Certo non deve essere per nulla facile trovarsi al vertice di un sindacato – ancor di più, della Cgil – quando al governo c’è un “asfaltatore” come Matteo Renzi. Ma la segretaria Susanna Camusso, nonostante le forti perdite di consenso interno subite al Congresso dello scorso maggio, non sembra aver ancora trovato la rotta giusta per ricompattare la sua organizzazione, per portarla al livello richiesto dalla sfida con il premier. I numeri parlano chiaro, ed è stato un crollo continuo, inarrestabile: se per eleggere la sua maggioranza al Direttivo ha preso un buon 80%, al momento della riconferma a segretaria quella cifra è precipitata al 69%. Peggio ancora l’altroieri, quando per approvare la nuova squadra confederale, il Direttivo le ha concesso uno striminzito 62%.

Di voto in voto, sembra avvicinarsi pericolosamente il 50% (potrebbe notare qualche maligno), cifre a cui un sindacato per tanti versi ancora “antico” come la Cgil – abituato alle autocelebrazioni “bulgare” – non pare pronto. Ma illazioni a parte, quei numeri vanno analizzati. Anche perché noi stessi, ieri, abbiamo parlato di un 68% e non di un 62%: cifre entrambe vere, solo che la prima si riferisce al totale dei presenti, la seconda a quella degli aventi diritto. E al primo scrutinio, come è avvenuta questa elezione, secondo le regole della Cgil conta la seconda. Stesso identico meccanismo si era verificato alla riconferma di Camusso: l’aveva votata il 73% dei presenti, ma soltanto il 69% degli aventi diritto.

Insomma siamo a una perdita netta di 5 o addirittura 7 punti rispetto all’elezione a segretaria: la nuova squadra che ha integrato Nino Baseotto, Gianna Fracassi e Franco Martini, è insomma quasi più sgradita della stessa leader? O più semplicemente, da inizio maggio a oggi si sono acuiti i malcontenti insiti nella stessa maggioranza camussiana, perché la segretaria non sta riuscendo ad affrontarli? Va tenuto conto anche del fatto che Camusso, per la sua rielezione, ebbe 105 voti a favore su 151 aventi diritto, adesso ridotti a 94: con 39 contrari (contro i 36 precedenti) e 5 astenuti (contro 2).

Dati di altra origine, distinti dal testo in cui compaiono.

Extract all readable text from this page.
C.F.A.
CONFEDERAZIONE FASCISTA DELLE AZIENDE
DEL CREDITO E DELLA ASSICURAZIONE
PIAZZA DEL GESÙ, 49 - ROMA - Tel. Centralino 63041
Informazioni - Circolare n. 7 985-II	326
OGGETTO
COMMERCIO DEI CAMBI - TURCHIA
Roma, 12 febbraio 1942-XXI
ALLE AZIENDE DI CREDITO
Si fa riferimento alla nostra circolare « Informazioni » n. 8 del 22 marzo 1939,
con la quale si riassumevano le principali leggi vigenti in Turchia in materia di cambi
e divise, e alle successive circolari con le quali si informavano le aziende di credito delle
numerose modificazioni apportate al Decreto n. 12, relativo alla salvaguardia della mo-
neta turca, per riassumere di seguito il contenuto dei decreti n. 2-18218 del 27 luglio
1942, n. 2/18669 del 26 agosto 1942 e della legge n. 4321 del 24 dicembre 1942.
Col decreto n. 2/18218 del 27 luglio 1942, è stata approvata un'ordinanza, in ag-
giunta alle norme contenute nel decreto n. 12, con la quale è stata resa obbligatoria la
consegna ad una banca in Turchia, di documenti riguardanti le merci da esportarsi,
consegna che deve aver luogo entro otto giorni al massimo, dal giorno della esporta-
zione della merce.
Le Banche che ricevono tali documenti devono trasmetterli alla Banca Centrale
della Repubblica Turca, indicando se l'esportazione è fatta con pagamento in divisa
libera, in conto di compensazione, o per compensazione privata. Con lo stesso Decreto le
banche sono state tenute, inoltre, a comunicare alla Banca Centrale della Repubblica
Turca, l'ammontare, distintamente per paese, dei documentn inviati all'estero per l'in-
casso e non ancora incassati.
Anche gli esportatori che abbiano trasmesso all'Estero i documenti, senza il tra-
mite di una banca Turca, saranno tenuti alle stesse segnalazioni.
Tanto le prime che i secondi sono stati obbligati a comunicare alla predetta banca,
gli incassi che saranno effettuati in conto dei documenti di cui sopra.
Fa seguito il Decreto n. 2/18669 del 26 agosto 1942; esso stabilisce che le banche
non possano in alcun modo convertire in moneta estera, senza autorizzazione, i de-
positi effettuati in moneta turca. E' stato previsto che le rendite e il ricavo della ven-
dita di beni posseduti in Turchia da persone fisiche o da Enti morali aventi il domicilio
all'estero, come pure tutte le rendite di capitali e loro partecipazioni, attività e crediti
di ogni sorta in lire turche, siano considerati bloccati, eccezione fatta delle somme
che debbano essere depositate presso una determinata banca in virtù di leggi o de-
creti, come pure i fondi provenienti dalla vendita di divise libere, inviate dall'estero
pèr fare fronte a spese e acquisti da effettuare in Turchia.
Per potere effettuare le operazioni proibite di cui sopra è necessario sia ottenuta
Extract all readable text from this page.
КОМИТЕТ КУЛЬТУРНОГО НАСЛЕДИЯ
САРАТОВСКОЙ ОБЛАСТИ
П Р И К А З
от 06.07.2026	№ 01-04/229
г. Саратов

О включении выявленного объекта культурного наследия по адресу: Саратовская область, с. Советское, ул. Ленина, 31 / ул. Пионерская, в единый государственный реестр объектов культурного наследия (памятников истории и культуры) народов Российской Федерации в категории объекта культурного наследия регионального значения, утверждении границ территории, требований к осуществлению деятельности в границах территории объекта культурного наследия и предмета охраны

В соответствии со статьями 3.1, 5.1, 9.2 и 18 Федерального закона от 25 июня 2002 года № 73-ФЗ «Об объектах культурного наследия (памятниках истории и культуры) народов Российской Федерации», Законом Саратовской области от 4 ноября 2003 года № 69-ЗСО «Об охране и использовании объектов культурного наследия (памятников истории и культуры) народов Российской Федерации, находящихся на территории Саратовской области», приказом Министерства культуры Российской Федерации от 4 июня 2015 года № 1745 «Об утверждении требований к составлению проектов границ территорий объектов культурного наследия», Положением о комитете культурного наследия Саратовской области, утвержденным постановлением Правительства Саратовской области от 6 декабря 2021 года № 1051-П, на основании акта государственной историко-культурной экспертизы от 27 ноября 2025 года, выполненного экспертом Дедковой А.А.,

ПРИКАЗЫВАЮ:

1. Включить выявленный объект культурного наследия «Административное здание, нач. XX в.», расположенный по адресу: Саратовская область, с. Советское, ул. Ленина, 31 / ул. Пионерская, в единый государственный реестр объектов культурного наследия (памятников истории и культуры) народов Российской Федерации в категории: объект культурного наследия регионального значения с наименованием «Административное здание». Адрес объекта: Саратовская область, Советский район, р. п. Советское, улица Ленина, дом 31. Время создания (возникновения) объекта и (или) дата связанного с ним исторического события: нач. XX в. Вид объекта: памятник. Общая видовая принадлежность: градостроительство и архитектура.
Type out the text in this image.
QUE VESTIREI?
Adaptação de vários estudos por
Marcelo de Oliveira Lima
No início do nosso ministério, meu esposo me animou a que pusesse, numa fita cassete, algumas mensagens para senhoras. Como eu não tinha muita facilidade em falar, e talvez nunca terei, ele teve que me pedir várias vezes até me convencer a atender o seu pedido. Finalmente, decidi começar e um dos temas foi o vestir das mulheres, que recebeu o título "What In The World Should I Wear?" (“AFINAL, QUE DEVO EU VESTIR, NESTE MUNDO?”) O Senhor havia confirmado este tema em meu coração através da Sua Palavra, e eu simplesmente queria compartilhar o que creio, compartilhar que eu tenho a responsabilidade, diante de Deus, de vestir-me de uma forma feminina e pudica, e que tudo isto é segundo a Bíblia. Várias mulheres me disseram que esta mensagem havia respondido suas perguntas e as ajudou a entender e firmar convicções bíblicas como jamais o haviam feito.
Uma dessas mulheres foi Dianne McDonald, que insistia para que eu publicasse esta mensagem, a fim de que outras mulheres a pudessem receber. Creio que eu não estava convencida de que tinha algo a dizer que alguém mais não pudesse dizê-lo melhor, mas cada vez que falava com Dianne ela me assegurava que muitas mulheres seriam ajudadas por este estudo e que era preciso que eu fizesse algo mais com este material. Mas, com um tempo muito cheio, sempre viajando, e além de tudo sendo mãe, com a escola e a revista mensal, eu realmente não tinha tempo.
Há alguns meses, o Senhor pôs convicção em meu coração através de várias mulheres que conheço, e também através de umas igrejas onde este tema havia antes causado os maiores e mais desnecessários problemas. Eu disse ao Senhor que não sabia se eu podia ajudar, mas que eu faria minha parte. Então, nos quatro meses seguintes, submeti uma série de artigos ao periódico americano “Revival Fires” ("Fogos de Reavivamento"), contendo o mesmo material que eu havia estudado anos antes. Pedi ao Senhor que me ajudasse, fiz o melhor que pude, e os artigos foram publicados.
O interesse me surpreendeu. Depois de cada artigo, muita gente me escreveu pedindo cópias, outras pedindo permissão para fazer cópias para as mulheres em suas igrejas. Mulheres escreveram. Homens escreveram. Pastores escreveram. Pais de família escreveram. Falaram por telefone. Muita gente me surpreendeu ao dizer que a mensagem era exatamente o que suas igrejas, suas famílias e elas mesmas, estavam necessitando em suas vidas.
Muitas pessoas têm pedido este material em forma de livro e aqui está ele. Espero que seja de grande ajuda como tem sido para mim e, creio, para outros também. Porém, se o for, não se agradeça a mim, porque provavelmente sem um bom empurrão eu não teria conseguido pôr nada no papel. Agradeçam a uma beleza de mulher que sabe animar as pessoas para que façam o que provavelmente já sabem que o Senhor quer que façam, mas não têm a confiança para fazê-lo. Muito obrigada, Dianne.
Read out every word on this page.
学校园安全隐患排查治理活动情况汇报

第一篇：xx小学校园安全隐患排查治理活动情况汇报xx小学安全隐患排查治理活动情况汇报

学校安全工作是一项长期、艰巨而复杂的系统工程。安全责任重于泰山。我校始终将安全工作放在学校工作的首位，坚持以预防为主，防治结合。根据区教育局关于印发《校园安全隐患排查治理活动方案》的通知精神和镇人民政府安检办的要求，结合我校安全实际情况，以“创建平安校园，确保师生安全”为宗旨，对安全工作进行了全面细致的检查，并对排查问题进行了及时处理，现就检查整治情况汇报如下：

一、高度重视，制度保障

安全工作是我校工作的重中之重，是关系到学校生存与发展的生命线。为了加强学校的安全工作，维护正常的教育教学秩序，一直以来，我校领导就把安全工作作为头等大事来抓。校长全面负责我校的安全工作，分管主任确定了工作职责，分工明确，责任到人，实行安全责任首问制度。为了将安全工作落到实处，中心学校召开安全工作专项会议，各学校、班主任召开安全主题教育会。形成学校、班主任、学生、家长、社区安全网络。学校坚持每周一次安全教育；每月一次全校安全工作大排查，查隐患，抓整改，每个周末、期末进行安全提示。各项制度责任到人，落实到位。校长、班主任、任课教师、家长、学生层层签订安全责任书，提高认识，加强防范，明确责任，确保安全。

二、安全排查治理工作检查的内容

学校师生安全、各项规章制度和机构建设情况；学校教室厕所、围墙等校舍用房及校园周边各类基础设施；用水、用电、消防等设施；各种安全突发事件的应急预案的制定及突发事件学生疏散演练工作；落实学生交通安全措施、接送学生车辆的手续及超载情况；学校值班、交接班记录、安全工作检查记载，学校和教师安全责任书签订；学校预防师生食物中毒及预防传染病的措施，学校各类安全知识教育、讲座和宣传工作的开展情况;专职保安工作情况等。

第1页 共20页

Gli assenti sono saliti a 12 (contro 8), di cui ben 11 della maggioranza.

Insomma, senza voler affogare nessuno con una messe di numeri, è evidente che Camusso continua a perdere pezzi. Cerchiamo allora qualche motivazione “politica” di questa caduta.

Innanzitutto, la nuova squadra, e il tentativo di isolare la minoranza: far entrare Nino Baseotto, segretario lombardo, è un chiaro segnale di guerra. Baseotto aveva infatti firmato a fine marzo una lettera a pagamento su l’Unità di attacco frontale a Landini. Prima ancora, aveva organizzato un convegno a Milano, per l’estensione del Testo unico sulla rappresentanza, a cui non aveva invitato soltanto la Fiom (piuttosto incredibile, visto che è una delle categorie più coinvolte, e insieme l’unica voce dissonante).

Incontro milanese, tra l’altro, passato alla storia della Cgil non tanto per le tesi esposte dagli intervenuti, quanto più per le “botte” a Giorgio Cremaschi, che aveva chiesto di poter intervenire.

Insomma, Baseotto è uno “sherpa”, un “pasdaran” della segretaria, che assurgendo al suo lato destro nel governo confederale della Cgil, inevitabilmente segna in modo simbolico quasi una nuova mission per la squadra. Esce Nicola Nicolosi, che seppure abbia svolto, nella stessa maggioranza, un ruolo di “spina nel fianco”, poiché apparteneva all’area Lavoro e Società, adesso essendo passato con i “landiniani” è assolutamente out.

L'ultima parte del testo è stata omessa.